I prefer my psychological thrillers to be more lurid than heartfelt. Not here. The director Matty Brown (who wrote the script with Hend Fakhroo and Yassmina Karajah) upends the conventions of survival horror — natural terrors, sequestration, unseen existential threats — in this moving fable about the physical and emotional tolls of armed conflict, especially on migrant families. The film is dreamy narratively and visually, thanks to Jeremy Snell’s lush cinematography that lets small moments — light skimming across a boat, yellow flares silhouetting a body — tell big stories. The film is dedicated to “all the children who are forced to live in their own imagination in order to survive.”
‘Get Away’
If the Farrelly Brothers had gotten their hands on “Midsommar,” the result would look a lot like Steffen Haars’s twisted, maximalist folk-horror comedy.
Nick Frost stars as the patriarch of a British family who goes on holiday to a remote Swedish destination: an island that’s hosting a festival commemorating an ancient tragedy that turned people into cannibals. Locals warn the unsuspecting family — the mother, Susan (Aisling Bea, fantastic), and the siblings Sam (Sebastian Croft) and Jessie (Maisie Ayres) — to turn back. They don’t, and their decision leads to farcical setups that involve beheaded animals, ancestral curses, miles of corpses and a batch of tainted cookies.
The film sags in the final half-hour as Haars stuffs muddied political metaphors — something to do with imperialism — into a comedy box that’s already overstuffed. But a film that puts Iron Maiden’s “Run to the Hills” to spectacularly grotesque use gets my vote for Best Movie to Watch When You’re Feeling Like Having Silly Fun.
‘Your Monster’
At 23, the writer-director Caroline Lindy was diagnosed with a serious illness and dumped by her long-term boyfriend in the same week. Her depression, she told an interviewer, mutated into “a forbidden feeling — fury.”

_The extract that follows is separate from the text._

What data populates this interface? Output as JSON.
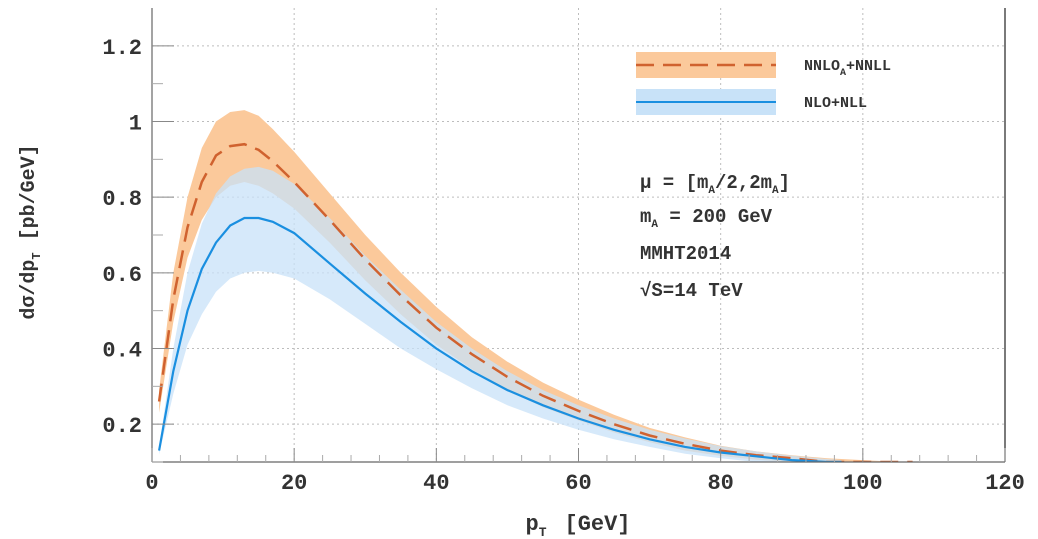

The result is her debut feature, an entertaining if unsubtle horror comedy about Laura (Melissa Barrera), an entitled young woman with Broadway dreams who returns to her wealthy family’s New York City brownstone to recover from surgery and from being dumped by her boyfriend (Edmund Donovan). One dark and stormy night, she finds in her closet a remnant from her childhood: a charming, chatty monster (Tommy Dewey) with Geico cave man looks who helps her muddle through trauma.
Fans of the similar (but superior) horror rom-com “Lisa Frankenstein” will enjoy this twist on the meet-cute, protector-creature formula. That goes double for musical theater geeks who might love nothing more than to listen to a longhaired beast melt a beauty’s heart with a Shakespeare sonnet.